1. **Retrieves cached content** (if available)
2. **Sends a HEAD request** with conditional headers (ETag, Last-Modified)
3. **Validates the response**:
   - If server returns `304 Not Modified` → uses cache
   - If content changed → performs fresh crawl
   - If headers indicate changes → performs fresh crawl

### Benefits

- **Bandwidth Efficient**: Only downloads full content when necessary
- **Always Fresh**: Ensures you get the latest content when it changes
- **Cost Effective**: Reduces API calls and bandwidth usage
- **Intelligent**: Uses multiple signals to detect changes (ETag, Last-Modified, Content-Length)

### Basic Usage

```python
import asyncio
from crawl4ai import AsyncWebCrawler
from crawl4ai.cache_context import CacheMode
from crawl4ai.async_configs import CrawlerRunConfig

async def smart_crawl():
    async with AsyncWebCrawler(verbose=True) as crawler:
        # First crawl - caches the content
        config = CrawlerRunConfig(cache_mode=CacheMode.ENABLED)
        result1 = await crawler.arun(
            url="https://example.com",
            config=config
        )
        print(f"First crawl: {len(result1.html)} bytes")
        
        # Second crawl - uses SMART mode
        smart_config = CrawlerRunConfig(cache_mode=CacheMode.SMART)
        result2 = await crawler.arun(
            url="https://example.com",
            config=smart_config
        )
        print(f"SMART crawl: {len(result2.html)} bytes (from cache if unchanged)")

asyncio.run(smart_crawl())
```

### When to Use SMART Mode

SMART mode is ideal for:

- **Periodic crawling** of websites that update irregularly
- **News sites** where you want fresh content but avoid re-downloading unchanged pages
- **API endpoints** that provide proper caching headers
- **Large-scale crawling** where bandwidth costs are significant

### How It Detects Changes

SMART mode checks these signals in order:

1. **304 Not Modified** status (most reliable)
2. **Content-Digest** header (RFC 9530)
3. **Strong ETag** comparison
4. **Last-Modified** timestamp
5. **Content-Length** changes (as a hint)

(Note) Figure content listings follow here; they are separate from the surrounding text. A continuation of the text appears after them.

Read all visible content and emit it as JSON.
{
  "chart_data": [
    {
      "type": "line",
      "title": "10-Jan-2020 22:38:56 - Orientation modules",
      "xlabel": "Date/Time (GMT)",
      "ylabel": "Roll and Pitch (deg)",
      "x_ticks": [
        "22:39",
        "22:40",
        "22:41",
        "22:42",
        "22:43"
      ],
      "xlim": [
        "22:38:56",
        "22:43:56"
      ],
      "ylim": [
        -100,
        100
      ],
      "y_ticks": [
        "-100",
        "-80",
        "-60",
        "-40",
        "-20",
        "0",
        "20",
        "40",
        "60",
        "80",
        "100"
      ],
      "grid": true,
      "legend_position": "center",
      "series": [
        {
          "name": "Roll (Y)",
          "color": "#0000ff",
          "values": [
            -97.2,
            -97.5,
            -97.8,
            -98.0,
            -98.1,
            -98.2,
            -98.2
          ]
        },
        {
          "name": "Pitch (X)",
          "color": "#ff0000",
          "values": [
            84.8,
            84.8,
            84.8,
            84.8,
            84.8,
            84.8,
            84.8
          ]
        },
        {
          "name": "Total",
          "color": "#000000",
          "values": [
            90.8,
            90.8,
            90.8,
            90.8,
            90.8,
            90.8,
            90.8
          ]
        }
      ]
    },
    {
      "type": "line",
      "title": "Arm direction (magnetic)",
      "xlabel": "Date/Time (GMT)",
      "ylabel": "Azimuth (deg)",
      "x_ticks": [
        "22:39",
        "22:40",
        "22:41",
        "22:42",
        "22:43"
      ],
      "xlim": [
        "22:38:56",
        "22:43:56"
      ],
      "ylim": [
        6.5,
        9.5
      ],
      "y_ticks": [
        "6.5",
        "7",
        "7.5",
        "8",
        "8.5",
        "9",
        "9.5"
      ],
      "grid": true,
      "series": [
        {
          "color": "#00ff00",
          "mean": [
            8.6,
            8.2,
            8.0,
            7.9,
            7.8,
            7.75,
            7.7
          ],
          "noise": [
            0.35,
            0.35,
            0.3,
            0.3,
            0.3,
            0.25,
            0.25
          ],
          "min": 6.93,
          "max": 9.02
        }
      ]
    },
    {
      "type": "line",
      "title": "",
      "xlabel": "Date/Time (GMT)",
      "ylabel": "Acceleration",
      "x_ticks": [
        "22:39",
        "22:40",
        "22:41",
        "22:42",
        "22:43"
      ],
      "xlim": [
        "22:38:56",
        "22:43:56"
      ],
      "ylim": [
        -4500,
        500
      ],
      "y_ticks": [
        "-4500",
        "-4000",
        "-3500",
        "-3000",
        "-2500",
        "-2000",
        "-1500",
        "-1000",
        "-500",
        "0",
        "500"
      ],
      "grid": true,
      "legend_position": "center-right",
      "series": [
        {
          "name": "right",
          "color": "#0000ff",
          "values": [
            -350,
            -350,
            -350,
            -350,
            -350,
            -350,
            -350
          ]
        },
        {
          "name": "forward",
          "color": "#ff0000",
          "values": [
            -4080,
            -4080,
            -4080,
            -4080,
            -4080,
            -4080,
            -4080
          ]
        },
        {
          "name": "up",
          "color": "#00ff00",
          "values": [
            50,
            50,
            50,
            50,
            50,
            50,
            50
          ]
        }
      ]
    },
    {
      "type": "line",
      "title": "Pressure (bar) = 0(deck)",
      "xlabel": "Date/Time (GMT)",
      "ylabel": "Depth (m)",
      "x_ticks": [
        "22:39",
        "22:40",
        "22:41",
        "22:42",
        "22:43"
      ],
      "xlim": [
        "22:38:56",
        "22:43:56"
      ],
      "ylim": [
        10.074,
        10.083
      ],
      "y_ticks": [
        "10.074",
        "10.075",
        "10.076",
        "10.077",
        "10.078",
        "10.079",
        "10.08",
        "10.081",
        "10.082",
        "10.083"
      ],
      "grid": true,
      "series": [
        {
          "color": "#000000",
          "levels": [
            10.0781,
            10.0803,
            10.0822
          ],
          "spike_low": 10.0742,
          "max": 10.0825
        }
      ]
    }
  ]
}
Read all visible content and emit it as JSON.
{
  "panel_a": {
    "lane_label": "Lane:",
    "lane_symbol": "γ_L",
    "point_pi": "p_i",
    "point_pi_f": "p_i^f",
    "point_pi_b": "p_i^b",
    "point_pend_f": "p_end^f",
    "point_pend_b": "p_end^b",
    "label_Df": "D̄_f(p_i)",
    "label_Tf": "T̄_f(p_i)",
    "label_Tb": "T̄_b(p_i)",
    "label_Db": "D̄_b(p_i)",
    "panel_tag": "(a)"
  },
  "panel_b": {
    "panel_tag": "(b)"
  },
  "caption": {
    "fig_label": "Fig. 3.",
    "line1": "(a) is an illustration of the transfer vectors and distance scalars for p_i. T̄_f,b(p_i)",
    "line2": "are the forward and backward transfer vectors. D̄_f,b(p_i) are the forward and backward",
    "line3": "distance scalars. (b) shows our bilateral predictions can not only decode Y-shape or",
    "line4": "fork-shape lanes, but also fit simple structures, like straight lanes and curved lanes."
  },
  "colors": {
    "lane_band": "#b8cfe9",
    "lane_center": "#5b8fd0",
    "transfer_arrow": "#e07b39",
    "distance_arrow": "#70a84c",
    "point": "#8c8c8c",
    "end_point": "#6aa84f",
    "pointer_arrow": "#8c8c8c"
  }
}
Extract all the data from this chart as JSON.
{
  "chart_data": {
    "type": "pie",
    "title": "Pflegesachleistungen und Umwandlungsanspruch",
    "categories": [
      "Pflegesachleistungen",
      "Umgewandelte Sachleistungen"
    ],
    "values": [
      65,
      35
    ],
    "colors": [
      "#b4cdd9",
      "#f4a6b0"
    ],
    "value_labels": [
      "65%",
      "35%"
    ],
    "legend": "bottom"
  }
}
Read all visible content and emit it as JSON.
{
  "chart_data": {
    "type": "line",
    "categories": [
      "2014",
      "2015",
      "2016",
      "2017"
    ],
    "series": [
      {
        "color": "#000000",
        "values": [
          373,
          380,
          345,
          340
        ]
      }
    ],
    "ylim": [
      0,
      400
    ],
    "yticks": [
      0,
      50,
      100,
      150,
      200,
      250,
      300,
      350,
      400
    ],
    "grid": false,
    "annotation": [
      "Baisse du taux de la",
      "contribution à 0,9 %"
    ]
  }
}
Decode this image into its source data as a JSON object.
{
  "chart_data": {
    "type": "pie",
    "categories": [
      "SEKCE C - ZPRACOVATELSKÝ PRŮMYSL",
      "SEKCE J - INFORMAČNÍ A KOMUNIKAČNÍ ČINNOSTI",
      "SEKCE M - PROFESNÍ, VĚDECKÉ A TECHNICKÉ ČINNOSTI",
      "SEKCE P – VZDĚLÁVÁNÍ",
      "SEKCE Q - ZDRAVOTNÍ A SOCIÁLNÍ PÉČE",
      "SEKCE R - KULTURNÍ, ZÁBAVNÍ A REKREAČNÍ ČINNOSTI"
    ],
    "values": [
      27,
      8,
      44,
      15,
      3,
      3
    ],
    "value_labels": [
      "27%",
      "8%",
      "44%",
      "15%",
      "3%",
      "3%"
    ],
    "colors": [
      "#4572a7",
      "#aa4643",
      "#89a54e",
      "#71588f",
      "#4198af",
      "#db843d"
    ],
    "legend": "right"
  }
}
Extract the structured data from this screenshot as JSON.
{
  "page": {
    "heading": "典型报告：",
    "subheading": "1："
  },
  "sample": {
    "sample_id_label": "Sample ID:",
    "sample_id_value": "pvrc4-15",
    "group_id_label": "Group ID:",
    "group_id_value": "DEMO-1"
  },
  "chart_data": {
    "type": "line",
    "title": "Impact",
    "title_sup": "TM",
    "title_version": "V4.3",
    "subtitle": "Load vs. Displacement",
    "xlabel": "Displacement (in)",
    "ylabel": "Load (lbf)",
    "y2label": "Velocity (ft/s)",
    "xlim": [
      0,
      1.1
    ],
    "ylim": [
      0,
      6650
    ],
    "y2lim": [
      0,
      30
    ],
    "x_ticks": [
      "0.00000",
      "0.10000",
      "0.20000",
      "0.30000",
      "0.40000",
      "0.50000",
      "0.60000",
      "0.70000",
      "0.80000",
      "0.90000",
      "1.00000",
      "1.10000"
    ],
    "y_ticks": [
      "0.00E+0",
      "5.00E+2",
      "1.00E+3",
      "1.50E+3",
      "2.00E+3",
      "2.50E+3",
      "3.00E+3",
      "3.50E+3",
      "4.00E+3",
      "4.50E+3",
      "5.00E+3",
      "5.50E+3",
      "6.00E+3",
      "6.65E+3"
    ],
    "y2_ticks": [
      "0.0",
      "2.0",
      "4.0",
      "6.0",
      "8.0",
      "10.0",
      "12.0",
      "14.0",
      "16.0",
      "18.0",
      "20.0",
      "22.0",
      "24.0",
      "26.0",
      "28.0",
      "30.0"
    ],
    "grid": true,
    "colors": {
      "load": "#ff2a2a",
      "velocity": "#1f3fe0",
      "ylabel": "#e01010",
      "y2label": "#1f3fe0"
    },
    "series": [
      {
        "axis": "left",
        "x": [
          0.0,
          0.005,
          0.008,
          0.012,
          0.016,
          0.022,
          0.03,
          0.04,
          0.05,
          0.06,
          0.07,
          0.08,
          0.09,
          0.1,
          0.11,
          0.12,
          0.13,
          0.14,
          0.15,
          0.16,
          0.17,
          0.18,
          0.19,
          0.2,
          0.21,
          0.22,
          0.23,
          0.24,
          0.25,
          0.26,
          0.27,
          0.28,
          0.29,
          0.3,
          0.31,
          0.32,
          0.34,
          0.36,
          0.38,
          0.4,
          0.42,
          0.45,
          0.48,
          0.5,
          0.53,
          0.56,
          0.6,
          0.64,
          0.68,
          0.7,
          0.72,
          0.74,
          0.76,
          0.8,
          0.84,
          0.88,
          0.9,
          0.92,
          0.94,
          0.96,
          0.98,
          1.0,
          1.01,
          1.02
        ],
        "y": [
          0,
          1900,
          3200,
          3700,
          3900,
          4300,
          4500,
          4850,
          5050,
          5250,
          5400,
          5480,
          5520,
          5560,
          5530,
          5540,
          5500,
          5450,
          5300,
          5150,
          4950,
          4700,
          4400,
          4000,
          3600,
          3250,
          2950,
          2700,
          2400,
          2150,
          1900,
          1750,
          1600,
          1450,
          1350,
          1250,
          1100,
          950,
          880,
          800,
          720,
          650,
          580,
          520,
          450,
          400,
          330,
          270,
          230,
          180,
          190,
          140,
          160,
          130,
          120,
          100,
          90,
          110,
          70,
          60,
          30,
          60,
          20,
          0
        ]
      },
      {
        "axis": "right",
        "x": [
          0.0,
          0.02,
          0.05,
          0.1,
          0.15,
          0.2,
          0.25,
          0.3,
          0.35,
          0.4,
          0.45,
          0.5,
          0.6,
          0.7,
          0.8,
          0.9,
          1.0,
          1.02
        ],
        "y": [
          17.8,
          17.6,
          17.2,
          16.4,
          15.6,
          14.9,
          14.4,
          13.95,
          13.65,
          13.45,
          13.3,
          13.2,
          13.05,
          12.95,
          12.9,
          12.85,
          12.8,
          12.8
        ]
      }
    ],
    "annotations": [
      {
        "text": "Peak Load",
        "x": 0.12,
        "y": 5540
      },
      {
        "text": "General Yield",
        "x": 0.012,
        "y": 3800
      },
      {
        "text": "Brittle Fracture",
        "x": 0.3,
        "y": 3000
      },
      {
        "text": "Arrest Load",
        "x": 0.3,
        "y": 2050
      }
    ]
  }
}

### Example: News Site Monitoring

```python
async def monitor_news_site():
    async with AsyncWebCrawler(verbose=True) as crawler:
        config = CrawlerRunConfig(cache_mode=CacheMode.SMART)
        
        # Check multiple times
        for i in range(3):
            result = await crawler.arun(
                url="https://news.ycombinator.com",
                config=config
            )
            
            # SMART mode will only re-crawl if content changed
            print(f"Check {i+1}: Retrieved {len(result.html)} bytes")
            await asyncio.sleep(300)  # Wait 5 minutes

asyncio.run(monitor_news_site())
```

### Understanding SMART Mode Logs

When using SMART mode with `verbose=True`, you'll see informative logs:

```
[SMART] ℹ SMART cache: 304 Not Modified - Content unchanged - Using cache for https://example.com
[SMART] ℹ SMART cache: Content-Length changed (12345 -> 12789) - Re-crawling https://example.com
[SMART] ℹ SMART cache: No definitive cache headers matched - Assuming content changed - Re-crawling https://example.com
```

### Limitations

- Some servers don't properly support HEAD requests
- Dynamic content without proper cache headers will always be re-crawled
- Content changes must be reflected in HTTP headers for detection

### Advanced Example

For a complete example demonstrating SMART mode with both static and dynamic content, check out `docs/examples/smart_cache.py`.

## Cache Mode Reference

| Mode | Read from Cache | Write to Cache | Use Case |
|------|----------------|----------------|----------|
| `ENABLED` | ✓ | ✓ | Normal operation |
| `DISABLED` | ✗ | ✗ | No caching needed |
| `READ_ONLY` | ✓ | ✗ | Use existing cache only |
| `WRITE_ONLY` | ✗ | ✓ | Refresh cache only |
| `BYPASS` | ✗ | ✗ | Skip cache for this request |
| `SMART` | ✓* | ✓ | Validate before using cache |

*SMART mode reads from cache but validates it first with a HEAD request.